Jill Stoner is Professor of Architecture at the University of California, Berkeley, and current Associate Dean of the UC Berkeley Graduate Division. Her research and teaching focuses on two themes: global issues of space as an instrument of control and freedom, and the untapped potential of vacant space in the post-recession American landscape. The two themes come together in her more recent book, Toward a Minor Architecture (MIT Press, 2012). Her former firm Stoner Meek Architecture and Urban Design won numerous national and international awards for both built in the public realm and visionary projects on urban futures. Stoner contributes regularly to the US Department of Housing and Urban Development’s various publications, and is currently at work on a new book.
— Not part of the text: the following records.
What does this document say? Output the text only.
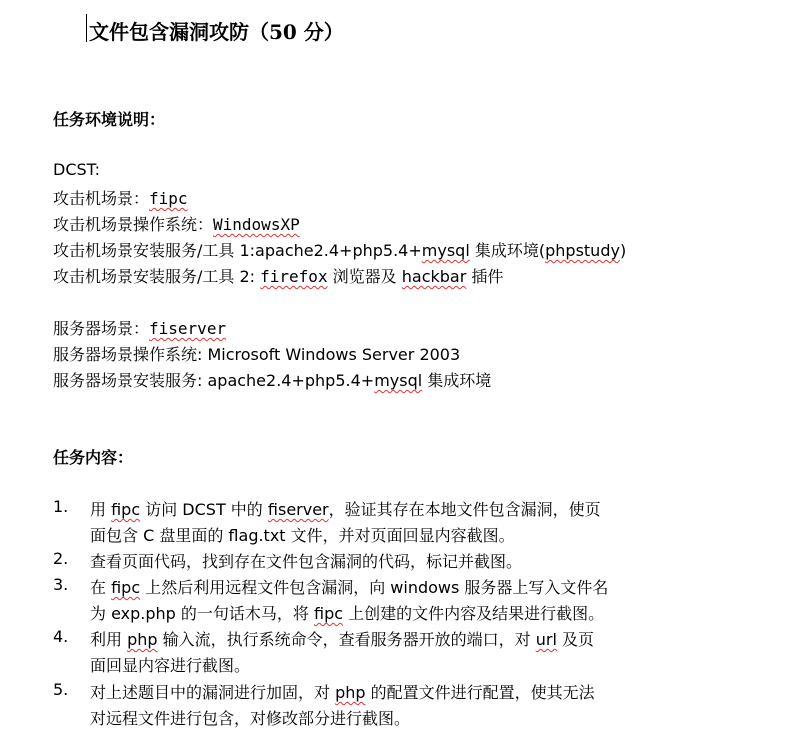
文件包含漏洞攻防（50 分）
任务环境说明：
DCST:
攻击机场景：fipc
攻击机场景操作系统：WindowsXP
攻击机场景安装服务/工具 1:apache2.4+php5.4+mysql 集成环境(phpstudy)
攻击机场景安装服务/工具 2: firefox 浏览器及 hackbar 插件
服务器场景：fiserver
服务器场景操作系统: Microsoft Windows Server 2003
服务器场景安装服务: apache2.4+php5.4+mysql 集成环境
任务内容：
1. 用 fipc 访问 DCST 中的 fiserver，验证其存在本地文件包含漏洞，使页
面包含 C 盘里面的 flag.txt 文件，并对页面回显内容截图。
2. 查看页面代码，找到存在文件包含漏洞的代码，标记并截图。
3. 在 fipc 上然后利用远程文件包含漏洞，向 windows 服务器上写入文件名
为 exp.php 的一句话木马，将 fipc 上创建的文件内容及结果进行截图。
4. 利用 php 输入流，执行系统命令，查看服务器开放的端口，对 url 及页
面回显内容进行截图。
5. 对上述题目中的漏洞进行加固，对 php 的配置文件进行配置，使其无法
对远程文件进行包含，对修改部分进行截图。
“No matter how radically we engineer its mechanisms of control– in the absolute enclosure of a prison cell, for example; or in the willful exclusion of nature from the modern metropolis– architecture can act as a subversive agent in the reversal of trauma. Sample narrations on behalf of prisoners and peregrine falcons suggest that architecture, once built, has little allegiance to the architect’s original intentions, and is capable of a contrary and even ironic voice in the politics of spatial power.”